The new Act modifies the definition of redundancies –i.e. a termination based on economic, productive, organizational or productive reasons, and includes some changes to the formal process to carry out a redundancy as follows:

  • The definition of each of the grounds for redundancies has been qualified, allowing companies to carry out redundancies not only when the company's viability is endangered but also when it may be reasonably evidenced that this would improve the future development of the company or the company's competitive position.
  • Notice period has been reduced from 30 days to a minimum of 15 days.
  • Non observation of the formal procedure now leads to the payment of the statutory severance and not to reinstatement.

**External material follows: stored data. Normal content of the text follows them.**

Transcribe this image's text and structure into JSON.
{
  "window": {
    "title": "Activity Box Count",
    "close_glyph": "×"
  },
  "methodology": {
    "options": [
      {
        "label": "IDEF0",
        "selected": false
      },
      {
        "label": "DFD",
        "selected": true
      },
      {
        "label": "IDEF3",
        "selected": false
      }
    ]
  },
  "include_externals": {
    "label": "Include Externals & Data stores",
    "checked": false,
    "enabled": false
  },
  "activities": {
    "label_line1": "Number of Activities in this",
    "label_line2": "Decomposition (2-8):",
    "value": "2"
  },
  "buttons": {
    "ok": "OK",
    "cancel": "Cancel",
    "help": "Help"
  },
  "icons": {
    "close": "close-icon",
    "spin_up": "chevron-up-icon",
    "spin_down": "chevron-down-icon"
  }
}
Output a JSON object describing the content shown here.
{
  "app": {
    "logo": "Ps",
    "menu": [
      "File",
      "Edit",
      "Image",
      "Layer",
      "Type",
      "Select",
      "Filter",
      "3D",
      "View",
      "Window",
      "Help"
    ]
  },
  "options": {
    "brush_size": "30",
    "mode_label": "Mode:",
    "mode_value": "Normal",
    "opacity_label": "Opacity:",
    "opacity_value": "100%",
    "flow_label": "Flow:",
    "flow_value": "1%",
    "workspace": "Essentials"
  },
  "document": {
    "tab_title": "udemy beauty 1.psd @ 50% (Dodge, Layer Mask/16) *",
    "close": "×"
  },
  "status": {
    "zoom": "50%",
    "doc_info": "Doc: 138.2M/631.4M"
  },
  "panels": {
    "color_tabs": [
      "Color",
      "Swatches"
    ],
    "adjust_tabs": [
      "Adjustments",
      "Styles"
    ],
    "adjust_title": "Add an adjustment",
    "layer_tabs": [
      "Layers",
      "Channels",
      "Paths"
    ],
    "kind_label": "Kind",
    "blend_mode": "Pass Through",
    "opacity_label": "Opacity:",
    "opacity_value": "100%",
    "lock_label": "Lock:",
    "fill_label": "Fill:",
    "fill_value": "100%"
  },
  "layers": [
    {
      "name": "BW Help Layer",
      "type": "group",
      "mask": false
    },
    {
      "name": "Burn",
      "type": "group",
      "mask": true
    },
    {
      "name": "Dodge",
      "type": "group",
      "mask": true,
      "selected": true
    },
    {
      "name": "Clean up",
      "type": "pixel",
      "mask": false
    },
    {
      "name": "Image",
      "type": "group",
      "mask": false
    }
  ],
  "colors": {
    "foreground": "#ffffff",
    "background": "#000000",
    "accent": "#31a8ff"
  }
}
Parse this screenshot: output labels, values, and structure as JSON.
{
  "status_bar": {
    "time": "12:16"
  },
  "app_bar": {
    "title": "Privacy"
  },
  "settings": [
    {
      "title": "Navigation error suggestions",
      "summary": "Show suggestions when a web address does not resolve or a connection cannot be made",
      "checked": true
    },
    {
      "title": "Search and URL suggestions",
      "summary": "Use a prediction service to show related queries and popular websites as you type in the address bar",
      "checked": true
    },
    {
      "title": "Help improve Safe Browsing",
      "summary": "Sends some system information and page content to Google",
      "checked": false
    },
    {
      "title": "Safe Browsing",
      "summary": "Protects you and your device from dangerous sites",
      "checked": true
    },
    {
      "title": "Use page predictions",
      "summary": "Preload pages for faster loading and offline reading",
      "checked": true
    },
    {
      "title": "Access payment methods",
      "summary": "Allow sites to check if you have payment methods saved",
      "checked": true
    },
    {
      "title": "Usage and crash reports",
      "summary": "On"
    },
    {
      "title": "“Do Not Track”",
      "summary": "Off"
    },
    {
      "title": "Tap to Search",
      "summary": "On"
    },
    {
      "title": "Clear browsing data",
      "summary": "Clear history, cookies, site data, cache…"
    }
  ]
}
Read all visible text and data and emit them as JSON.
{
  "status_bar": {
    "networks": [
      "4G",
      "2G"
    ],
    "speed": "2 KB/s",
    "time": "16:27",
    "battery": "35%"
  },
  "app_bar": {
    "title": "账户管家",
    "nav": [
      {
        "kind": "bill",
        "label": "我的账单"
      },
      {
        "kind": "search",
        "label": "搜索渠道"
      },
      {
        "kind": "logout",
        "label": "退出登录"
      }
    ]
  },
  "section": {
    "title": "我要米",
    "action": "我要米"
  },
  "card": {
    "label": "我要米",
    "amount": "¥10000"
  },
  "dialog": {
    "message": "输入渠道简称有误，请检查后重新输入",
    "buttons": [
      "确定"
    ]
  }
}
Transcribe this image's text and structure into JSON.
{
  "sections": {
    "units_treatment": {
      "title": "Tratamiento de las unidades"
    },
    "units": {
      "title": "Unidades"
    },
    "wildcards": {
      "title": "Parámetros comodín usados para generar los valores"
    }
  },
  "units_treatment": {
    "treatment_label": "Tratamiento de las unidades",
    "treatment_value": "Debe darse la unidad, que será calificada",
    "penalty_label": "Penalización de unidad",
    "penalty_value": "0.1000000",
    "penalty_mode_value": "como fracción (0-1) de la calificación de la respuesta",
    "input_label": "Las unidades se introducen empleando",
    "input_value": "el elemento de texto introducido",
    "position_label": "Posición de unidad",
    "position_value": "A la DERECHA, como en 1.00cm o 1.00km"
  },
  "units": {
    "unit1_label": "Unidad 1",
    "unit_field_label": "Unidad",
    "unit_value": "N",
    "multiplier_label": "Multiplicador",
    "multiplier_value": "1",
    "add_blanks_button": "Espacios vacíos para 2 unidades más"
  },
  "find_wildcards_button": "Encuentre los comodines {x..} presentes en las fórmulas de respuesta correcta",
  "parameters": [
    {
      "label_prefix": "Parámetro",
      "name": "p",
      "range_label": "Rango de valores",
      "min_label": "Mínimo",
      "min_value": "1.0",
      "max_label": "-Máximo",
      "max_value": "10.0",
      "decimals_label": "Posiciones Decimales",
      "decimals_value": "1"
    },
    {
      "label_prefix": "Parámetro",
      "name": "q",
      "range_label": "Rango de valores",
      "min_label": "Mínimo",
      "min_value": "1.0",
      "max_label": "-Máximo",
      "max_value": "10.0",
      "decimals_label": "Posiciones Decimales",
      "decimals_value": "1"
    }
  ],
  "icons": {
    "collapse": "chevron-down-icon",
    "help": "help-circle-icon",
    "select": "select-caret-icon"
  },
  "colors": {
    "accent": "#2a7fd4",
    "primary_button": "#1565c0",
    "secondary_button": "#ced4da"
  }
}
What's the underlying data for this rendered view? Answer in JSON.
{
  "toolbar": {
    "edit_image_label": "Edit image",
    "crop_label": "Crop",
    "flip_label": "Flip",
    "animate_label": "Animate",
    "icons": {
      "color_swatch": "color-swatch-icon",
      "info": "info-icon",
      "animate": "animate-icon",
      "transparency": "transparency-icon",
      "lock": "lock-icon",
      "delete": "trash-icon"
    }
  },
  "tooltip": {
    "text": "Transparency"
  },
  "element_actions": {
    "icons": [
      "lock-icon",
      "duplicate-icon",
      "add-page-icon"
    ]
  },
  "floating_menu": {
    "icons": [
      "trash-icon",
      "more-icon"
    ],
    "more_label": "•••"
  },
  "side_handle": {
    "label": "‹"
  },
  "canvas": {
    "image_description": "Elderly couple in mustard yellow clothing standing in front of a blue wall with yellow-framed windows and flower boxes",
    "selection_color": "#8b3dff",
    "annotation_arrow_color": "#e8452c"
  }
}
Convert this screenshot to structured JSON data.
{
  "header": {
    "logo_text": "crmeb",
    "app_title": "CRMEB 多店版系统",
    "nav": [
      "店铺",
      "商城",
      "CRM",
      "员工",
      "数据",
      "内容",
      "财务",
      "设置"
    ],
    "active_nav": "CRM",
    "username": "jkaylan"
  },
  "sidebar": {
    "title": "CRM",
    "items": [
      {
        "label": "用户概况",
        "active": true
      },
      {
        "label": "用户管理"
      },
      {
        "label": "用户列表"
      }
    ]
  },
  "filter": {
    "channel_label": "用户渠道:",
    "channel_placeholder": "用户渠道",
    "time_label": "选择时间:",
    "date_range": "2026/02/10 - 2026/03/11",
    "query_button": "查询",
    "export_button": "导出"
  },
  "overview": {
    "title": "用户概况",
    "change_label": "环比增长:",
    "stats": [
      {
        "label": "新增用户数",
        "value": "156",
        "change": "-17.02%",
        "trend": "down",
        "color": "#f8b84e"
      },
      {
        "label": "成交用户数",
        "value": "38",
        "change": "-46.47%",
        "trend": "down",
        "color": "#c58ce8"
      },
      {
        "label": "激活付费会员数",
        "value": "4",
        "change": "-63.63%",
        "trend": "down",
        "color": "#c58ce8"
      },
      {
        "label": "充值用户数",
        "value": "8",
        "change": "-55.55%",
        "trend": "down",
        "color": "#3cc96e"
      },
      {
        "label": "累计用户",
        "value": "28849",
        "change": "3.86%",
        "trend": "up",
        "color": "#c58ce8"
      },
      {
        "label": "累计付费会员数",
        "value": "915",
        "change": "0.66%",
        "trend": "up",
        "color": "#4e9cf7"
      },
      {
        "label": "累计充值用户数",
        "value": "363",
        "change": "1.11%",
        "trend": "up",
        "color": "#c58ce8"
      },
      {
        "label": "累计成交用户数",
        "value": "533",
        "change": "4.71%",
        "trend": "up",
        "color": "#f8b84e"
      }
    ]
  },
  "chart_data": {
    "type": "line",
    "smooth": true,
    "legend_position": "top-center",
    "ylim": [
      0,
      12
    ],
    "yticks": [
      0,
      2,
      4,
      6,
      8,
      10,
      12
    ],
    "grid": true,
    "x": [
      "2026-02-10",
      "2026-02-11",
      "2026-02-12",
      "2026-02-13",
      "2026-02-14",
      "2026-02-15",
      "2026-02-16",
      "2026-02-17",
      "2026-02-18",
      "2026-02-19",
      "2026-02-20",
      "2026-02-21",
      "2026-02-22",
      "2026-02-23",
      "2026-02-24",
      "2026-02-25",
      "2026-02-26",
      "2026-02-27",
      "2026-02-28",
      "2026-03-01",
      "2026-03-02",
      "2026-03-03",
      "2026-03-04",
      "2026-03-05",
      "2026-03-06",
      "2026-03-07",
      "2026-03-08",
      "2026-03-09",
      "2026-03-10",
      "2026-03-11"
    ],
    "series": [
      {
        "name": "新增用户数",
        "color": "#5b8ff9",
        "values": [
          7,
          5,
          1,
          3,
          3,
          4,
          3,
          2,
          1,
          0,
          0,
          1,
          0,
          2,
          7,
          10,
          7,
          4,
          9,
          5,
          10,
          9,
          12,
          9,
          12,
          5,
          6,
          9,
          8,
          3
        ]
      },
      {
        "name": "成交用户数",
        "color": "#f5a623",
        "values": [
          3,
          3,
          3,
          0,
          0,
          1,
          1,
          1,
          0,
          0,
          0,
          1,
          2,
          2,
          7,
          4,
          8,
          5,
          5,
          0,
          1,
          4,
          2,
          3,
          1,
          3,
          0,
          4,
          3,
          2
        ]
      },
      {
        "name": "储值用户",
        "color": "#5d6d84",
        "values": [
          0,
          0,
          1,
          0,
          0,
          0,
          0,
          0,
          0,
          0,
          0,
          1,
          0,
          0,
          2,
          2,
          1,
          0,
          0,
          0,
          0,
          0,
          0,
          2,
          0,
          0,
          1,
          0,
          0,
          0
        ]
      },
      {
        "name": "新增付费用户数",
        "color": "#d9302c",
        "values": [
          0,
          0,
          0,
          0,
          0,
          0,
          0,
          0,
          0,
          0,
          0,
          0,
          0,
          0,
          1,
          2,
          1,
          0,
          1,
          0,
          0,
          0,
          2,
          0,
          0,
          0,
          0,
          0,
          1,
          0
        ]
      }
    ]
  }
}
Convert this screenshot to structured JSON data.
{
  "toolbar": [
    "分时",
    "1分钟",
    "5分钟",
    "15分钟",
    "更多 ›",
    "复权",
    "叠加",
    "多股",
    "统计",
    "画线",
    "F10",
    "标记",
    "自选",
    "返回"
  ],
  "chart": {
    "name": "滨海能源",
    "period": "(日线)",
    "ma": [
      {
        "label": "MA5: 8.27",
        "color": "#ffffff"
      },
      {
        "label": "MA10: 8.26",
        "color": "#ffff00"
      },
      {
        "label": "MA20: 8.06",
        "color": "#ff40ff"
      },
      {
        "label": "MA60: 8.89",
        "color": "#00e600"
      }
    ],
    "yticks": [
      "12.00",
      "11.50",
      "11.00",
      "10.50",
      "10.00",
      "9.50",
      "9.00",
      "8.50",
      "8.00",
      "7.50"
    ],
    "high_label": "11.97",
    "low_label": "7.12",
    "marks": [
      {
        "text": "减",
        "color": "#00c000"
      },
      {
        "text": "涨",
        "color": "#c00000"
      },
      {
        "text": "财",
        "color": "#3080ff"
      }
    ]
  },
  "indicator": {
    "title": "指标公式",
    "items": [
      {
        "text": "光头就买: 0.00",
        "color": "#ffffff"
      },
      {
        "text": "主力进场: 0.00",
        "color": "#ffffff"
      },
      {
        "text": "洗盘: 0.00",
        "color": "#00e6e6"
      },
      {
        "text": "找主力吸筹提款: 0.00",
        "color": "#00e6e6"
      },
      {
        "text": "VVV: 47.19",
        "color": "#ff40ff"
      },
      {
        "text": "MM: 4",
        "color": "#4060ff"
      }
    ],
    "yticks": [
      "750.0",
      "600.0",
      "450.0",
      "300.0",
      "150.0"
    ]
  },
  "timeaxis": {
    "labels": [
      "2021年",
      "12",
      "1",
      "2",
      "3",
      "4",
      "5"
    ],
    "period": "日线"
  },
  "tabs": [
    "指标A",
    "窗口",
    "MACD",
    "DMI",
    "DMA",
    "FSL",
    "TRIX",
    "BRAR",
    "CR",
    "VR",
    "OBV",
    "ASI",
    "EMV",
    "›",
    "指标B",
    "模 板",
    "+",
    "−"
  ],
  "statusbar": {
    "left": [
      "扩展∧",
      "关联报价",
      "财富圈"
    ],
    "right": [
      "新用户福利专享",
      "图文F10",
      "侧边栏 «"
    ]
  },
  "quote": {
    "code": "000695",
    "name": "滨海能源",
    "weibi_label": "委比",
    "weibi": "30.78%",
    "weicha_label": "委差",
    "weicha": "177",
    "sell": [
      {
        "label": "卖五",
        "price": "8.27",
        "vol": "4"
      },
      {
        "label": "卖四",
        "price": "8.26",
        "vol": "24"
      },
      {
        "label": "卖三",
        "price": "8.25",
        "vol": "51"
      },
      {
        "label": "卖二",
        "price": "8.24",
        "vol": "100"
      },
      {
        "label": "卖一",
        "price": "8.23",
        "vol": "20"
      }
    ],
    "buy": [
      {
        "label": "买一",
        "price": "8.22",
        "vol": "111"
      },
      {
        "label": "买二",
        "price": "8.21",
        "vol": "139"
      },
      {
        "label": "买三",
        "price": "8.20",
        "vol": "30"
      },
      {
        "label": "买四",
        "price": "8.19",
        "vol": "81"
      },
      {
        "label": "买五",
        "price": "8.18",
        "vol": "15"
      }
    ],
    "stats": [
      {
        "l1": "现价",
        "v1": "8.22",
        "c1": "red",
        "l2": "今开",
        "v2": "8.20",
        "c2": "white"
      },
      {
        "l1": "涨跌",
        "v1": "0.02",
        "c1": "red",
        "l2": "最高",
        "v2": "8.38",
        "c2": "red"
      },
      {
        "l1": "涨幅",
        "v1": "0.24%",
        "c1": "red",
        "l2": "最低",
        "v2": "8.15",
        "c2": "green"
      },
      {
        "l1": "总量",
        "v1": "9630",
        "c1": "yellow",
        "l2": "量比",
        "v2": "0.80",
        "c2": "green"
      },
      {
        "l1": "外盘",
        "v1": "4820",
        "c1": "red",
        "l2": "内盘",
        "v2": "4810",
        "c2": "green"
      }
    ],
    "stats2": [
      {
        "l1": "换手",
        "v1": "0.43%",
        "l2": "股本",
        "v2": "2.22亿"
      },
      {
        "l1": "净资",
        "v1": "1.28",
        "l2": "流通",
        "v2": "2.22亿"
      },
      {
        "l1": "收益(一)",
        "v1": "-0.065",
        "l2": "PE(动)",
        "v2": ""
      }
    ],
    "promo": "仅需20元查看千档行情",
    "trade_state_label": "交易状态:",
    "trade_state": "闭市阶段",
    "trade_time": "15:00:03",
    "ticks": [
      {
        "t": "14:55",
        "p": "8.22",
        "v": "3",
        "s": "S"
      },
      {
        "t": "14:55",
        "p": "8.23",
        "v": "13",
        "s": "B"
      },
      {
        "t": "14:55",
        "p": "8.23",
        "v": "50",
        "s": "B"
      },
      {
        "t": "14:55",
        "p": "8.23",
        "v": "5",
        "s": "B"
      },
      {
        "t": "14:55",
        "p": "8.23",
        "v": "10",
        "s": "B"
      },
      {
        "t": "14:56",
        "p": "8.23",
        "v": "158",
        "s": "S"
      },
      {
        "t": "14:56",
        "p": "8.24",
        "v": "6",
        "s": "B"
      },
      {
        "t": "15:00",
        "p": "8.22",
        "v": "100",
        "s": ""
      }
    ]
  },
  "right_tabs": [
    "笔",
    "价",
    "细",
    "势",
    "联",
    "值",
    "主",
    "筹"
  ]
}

The new Act provides for a new type of permanent contract of employment, having the following features:

  • In the event of a termination without cause, the employees are not entitled to the general statutory severance (45 days of salary per year of service) but to a reduced statutory severance (33 days of salary per year of service, capped as of 24 months' pay).
  • A portion of the reduced statutory severance (8 out of the 33 days of salary per year of service) is to be reimbursed to the company by a Special Guarantee Fund.
  • It can be entered into with a person on unemployment status, and to certain conversions of fixed-term contracts into new permanent contracts of employment.

Finally, the new Act provides for the following additional measures:

  • The future creation of a Capitalisation Fund, which from January 1, 2012, will allow the funding of a portion of the statutory severance applicable to terminations in Spain by a special new body.
  • The authorization of the creation of For-profit Employment Agencies, which are now allowed to intermediate in the labour market in Spain.